982 Abdominal Wall Reconstruction Following Full Thickness Bilateral Rupture of the Rectus AbdominisD Suhail, O Smith, P Lim, S Chintapatla
Rupture of the rectus abdominis is a rarely seen condition and there is no consensus its management.
A 20-year-old male presented with severe lower abdominal pain that occurred during exercise (i.e., ‘burpees’). MRI revealed full-thickness bilateral rupture of the rectus abdominis. Abdominal wall reconstruction involved bilateral rectus muscle repair using plastic surgical techniques and placement of a biosynthetic mesh (Phasix ST from BD) in the retrorectus plane. Postoperatively, our patient could walk pain-free at 3 weeks, jog pain-free at 10 weeks, and run up to 2 miles at 25 weeks.

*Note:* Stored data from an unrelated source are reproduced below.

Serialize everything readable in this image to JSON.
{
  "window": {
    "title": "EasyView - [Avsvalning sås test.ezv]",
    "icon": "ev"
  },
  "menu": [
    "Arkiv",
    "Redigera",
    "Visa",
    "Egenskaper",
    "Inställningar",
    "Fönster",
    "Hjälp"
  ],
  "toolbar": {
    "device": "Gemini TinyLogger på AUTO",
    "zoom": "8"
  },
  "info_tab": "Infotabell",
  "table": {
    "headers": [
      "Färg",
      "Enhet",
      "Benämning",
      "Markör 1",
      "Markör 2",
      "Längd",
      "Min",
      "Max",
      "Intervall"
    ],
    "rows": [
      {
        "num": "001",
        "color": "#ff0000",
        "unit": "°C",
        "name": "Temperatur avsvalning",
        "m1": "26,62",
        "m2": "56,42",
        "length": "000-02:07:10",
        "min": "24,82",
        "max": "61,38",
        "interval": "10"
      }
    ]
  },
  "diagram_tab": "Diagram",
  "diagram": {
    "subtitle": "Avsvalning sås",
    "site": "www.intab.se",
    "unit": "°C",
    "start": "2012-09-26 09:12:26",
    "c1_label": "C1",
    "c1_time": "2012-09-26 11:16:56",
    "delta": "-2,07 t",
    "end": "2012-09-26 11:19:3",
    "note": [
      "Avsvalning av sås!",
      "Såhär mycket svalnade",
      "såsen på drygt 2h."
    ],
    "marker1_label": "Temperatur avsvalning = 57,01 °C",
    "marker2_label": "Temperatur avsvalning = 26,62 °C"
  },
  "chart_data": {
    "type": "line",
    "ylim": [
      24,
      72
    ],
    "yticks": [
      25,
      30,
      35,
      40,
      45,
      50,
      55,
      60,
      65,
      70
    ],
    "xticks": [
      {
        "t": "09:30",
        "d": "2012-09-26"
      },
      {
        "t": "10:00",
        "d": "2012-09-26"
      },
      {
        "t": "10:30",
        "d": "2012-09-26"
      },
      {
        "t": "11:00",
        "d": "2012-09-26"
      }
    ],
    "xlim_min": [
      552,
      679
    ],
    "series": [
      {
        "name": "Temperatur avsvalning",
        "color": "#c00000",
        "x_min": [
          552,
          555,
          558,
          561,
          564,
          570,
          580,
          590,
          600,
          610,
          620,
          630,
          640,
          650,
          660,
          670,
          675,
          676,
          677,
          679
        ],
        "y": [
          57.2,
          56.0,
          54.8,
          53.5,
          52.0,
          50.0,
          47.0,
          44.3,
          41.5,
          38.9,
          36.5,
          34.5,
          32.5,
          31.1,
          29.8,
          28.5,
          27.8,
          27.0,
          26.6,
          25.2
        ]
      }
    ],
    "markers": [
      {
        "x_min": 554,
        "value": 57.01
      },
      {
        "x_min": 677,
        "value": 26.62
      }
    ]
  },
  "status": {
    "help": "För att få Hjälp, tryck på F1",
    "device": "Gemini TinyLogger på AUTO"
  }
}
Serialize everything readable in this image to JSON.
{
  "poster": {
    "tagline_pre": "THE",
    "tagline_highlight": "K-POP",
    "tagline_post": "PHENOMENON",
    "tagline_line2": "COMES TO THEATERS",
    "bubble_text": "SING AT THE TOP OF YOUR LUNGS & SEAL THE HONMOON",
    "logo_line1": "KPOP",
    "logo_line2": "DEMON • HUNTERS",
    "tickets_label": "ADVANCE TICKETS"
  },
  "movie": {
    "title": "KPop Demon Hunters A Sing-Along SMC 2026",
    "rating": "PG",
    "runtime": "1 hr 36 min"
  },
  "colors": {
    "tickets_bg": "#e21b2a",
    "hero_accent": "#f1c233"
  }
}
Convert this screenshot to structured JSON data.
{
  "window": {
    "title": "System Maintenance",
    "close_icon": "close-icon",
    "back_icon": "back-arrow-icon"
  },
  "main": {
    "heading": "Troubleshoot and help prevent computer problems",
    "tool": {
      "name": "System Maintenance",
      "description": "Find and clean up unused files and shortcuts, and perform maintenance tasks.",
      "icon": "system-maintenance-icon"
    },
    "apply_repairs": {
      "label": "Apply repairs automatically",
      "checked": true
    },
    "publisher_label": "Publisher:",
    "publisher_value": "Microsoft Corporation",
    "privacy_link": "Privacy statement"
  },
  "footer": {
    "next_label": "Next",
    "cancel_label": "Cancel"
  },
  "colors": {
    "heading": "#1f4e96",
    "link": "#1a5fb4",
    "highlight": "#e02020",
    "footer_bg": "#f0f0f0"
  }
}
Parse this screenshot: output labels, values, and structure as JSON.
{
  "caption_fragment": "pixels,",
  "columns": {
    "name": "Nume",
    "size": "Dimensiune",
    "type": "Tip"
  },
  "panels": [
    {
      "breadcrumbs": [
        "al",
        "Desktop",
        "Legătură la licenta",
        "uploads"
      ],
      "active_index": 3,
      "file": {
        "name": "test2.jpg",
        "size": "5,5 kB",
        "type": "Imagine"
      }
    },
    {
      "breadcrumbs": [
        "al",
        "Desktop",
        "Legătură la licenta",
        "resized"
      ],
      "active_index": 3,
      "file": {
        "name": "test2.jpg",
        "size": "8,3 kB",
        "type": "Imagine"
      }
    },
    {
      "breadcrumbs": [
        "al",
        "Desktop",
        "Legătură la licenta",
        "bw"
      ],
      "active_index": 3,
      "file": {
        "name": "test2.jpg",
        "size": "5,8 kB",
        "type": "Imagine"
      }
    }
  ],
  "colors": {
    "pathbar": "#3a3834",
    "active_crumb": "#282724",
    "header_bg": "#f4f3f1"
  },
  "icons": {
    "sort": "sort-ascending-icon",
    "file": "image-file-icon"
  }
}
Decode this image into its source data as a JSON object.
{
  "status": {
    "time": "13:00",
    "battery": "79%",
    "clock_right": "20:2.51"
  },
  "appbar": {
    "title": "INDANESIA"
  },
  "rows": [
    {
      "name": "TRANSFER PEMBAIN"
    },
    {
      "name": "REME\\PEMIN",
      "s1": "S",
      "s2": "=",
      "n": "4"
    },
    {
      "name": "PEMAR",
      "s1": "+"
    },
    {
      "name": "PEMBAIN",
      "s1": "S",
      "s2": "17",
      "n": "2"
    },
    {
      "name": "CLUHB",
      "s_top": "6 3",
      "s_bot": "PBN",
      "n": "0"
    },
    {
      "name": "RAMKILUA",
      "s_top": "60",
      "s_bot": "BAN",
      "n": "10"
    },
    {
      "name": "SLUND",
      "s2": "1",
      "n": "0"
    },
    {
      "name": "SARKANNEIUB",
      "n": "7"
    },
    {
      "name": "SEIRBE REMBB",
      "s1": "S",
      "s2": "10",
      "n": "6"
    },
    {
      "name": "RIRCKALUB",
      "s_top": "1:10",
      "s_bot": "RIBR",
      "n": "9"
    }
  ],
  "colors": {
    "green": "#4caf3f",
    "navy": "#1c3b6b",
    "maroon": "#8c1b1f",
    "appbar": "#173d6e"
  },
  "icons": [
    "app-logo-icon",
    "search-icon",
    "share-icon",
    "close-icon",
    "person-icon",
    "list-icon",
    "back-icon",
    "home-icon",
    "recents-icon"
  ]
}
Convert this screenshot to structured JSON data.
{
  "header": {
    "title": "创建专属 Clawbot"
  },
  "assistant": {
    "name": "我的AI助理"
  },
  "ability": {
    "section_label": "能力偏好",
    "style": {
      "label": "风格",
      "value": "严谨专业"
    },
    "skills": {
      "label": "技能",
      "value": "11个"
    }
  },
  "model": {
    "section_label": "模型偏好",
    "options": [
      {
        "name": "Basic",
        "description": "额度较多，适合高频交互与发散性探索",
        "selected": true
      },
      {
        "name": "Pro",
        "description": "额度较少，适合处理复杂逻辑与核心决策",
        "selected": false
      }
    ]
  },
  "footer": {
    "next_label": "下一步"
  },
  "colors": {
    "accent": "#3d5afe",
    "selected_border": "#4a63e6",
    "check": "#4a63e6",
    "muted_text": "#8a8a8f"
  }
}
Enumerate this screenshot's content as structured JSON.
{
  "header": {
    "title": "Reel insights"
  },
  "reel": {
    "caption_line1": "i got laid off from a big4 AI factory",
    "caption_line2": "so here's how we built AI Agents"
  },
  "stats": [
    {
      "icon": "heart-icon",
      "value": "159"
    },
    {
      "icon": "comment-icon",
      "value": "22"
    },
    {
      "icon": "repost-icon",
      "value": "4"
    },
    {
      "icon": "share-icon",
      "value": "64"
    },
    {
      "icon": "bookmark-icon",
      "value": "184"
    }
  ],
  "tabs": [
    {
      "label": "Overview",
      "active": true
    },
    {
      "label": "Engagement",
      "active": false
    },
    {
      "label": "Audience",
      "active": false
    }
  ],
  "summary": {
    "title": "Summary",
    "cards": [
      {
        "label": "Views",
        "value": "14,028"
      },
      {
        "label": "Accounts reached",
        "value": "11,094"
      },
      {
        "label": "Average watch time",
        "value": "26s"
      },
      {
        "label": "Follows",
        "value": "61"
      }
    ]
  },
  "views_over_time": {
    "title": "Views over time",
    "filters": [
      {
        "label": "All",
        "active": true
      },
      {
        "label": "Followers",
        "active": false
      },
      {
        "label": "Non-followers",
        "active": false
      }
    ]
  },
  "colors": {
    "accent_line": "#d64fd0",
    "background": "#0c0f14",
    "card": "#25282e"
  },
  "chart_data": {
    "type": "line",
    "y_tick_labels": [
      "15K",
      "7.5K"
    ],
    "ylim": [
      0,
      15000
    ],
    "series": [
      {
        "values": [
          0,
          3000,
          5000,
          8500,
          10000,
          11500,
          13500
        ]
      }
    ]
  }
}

There is no consensus on how to manage this rare injury or whether surgical or conservative treatment yields better results. Pubmed, Medline and Embase databases were searched to identify relevant studies using the following MeSH terms, “rectus abdominis” and “rupture”, as well as their free text counterparts. The search resulted in 391 articles. Manual cross-referencing was performed, limiting the included articles to 8 for review. 6 out of the 8 selected articles discussed management using conservative means, while only 2 cases were managed surgically. Interestingly, no other exercise-related cases in the literature were managed surgically. Instead, all exercise related cases were managed conservatively, while traumatic cases were managed surgically. Among both surgically and conservatively treated patients, all patients returned to normal levels of activity.
Full-thickness, bilateral rupture of the rectus abdominis can occur during exercise. Intervention depends on the size and severity of the injury, but surgical and conservative treatment yield similar results.